The documentary, called Exposure, was directed by Holly Morris and will be screened at several film festivals this year. The story shows the women, many of whom were not experienced polar explorers, or even athletes, undergo intensive training for two years before setting out on their journey, during which they faced fear, frostbite and fast-melting ice.
Inside Climate News recently discussed the new film with Morris. This conversation has been lightly edited for length and clarity.
How did you and your team of two cinematographers execute filming it in the severe polar conditions?
We had to do the same thing as the team in terms of pulling all of our equipment, everything we’d need in our case, camera, camera batteries, you know, everything. And so [the cinematographers] had to ski backwards and shoot, pull sledges and everything. It did get quite cold, 39 below, and [we] worked through a bunch of other roadblocks in our way. But, I think any hardcore expedition is just all about solving problems and being nimble and putting one foot in front of the other.
How did this being an expedition of all women from varied cultural backgrounds make it a unique story?
When women are dealing with things like their period, or humor about like, fibbing to their kids about returning, all these [are] things you would never see in sort of a classic male expedition film, frankly. And I think just the intimacy in general, I mean, not gender specific, but just to me. It feels like theirs is a very intimate story and that’s partly because that’s what we wanted, that’s the film I wanted to make and worked really hard to get that authentic audio and stuff like that.
How does climate change fit into this story?
The jeopardy in the film is a direct result of climate change. You see the ice melting around them. You see their season delayed and their season being shortened, and all these things are a product of the climate crisis, but it’s sort of folding into the story. And then you hear the ice cracking and you see the fear on their faces and all these things, I think, make it very real.
Pinterest has banned climate misinformation in user posts and advertisements, the company announced last week.
The pinboard style social media platform, which has 400 million users who share and look for home decor ideas, recipes and other lifestyle tips, updated its community guidelines to prohibit content that denies the existence of and the human impact on climate change, misrepresents scientific data, contradicts climate solutions that are supported by scientific consensus and misleads about extreme weather events.

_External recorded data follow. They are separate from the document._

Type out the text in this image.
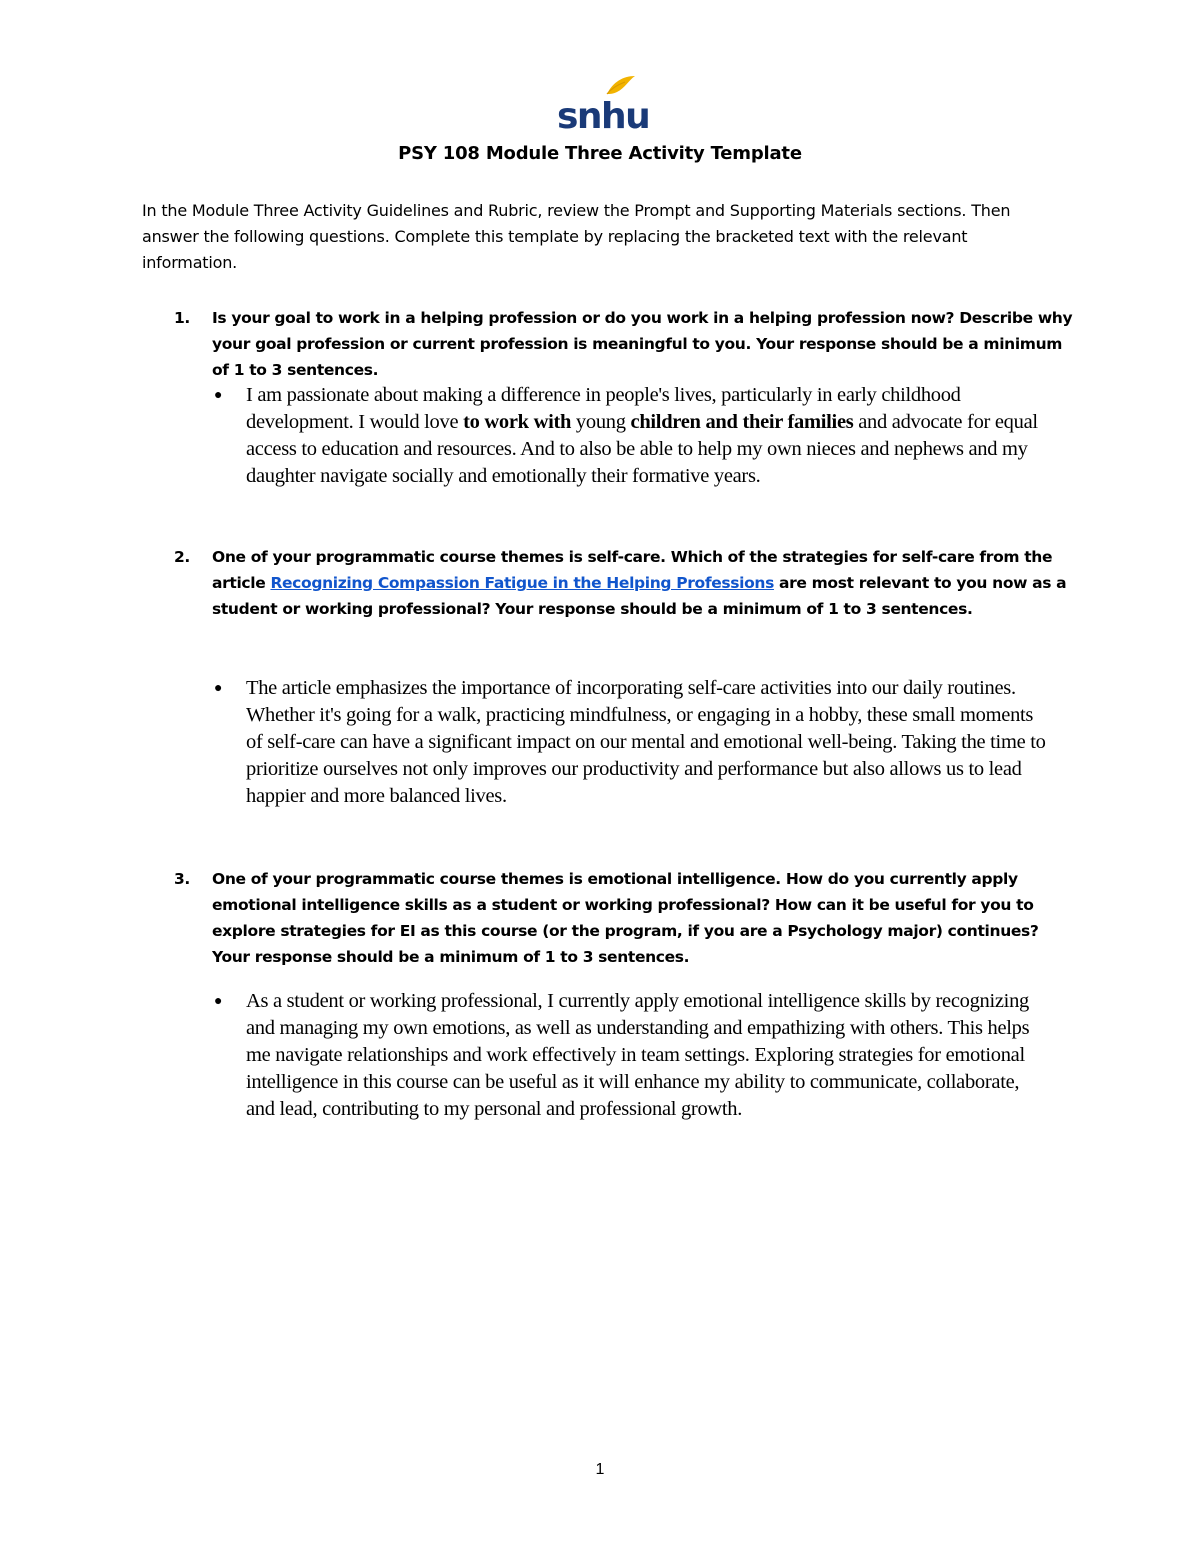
snhu
PSY 108 Module Three Activity Template

In the Module Three Activity Guidelines and Rubric, review the Prompt and Supporting Materials sections. Then answer the following questions. Complete this template by replacing the bracketed text with the relevant information.

1.	Is your goal to work in a helping profession or do you work in a helping profession now? Describe why your goal profession or current profession is meaningful to you. Your response should be a minimum of 1 to 3 sentences.
● I am passionate about making a difference in people's lives, particularly in early childhood development. I would love to work with young children and their families and advocate for equal access to education and resources. And to also be able to help my own nieces and nephews and my daughter navigate socially and emotionally their formative years.
2.	One of your programmatic course themes is self-care. Which of the strategies for self-care from the article Recognizing Compassion Fatigue in the Helping Professions are most relevant to you now as a student or working professional? Your response should be a minimum of 1 to 3 sentences.
● The article emphasizes the importance of incorporating self-care activities into our daily routines. Whether it's going for a walk, practicing mindfulness, or engaging in a hobby, these small moments of self-care can have a significant impact on our mental and emotional well-being. Taking the time to prioritize ourselves not only improves our productivity and performance but also allows us to lead happier and more balanced lives.
3.	One of your programmatic course themes is emotional intelligence. How do you currently apply emotional intelligence skills as a student or working professional? How can it be useful for you to explore strategies for EI as this course (or the program, if you are a Psychology major) continues? Your response should be a minimum of 1 to 3 sentences.
● As a student or working professional, I currently apply emotional intelligence skills by recognizing and managing my own emotions, as well as understanding and empathizing with others. This helps me navigate relationships and work effectively in team settings. Exploring strategies for emotional intelligence in this course can be useful as it will enhance my ability to communicate, collaborate, and lead, contributing to my personal and professional growth.
1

“Climate misinformation can impede efforts to build a healthy planet,” said Sarah Bromma, Pinterest’s Head of Public Policy. “So we believe this policy update is the right move for Pinterest and is another step in Pinterest’s journey to combat misinformation and create a safe and inspiring space online.”
Bromma said that users are coming to Pinterest to find ideas to live more sustainably, as searches for “zero waste tips” are six times higher and “recycling clothes ideas” are four times higher than last year.
Although other social media platforms have policies around climate misinformation, few have banned false climate content, like Pinterest has. Facebook places a warning label and slows the spread of content its fact checkers flag as climate misinformation. Twitter offers “pre-bunks”—hubs of authoritative facts where people can seek out trusted climate information. YouTube, owned by Google, bans advertisements that contain climate misinformation and prohibits content creators from making money on content that contains climate misinformation.
Greta Thunberg is publishing a new book.
The 19-year-old Swedish climate activist announced on Twitter that the book, titled “The Climate Book,” will include more than 100 contributors “to create a book that covers the climate- and ecological crisis from a holistic perspective.”
Contributors include writers like Elizabeth Kolbert, David Wallace-Wells and Margaret Atwood, scientists like Ayana Elizabeth Johnson, Katharine Hayhoe and Michael Mann, and activists like Bill McKibben, Sonia Guajajara and Ayisha Siddiqa.
The Climate Book is set to publish on Oct. 27.
Thunberg became famous at age 15 for skipping school to protest climate inaction outside the Swedish parliament. She was named Time Magazine’s Person of the Year in 2019 and has written or co-written two other books.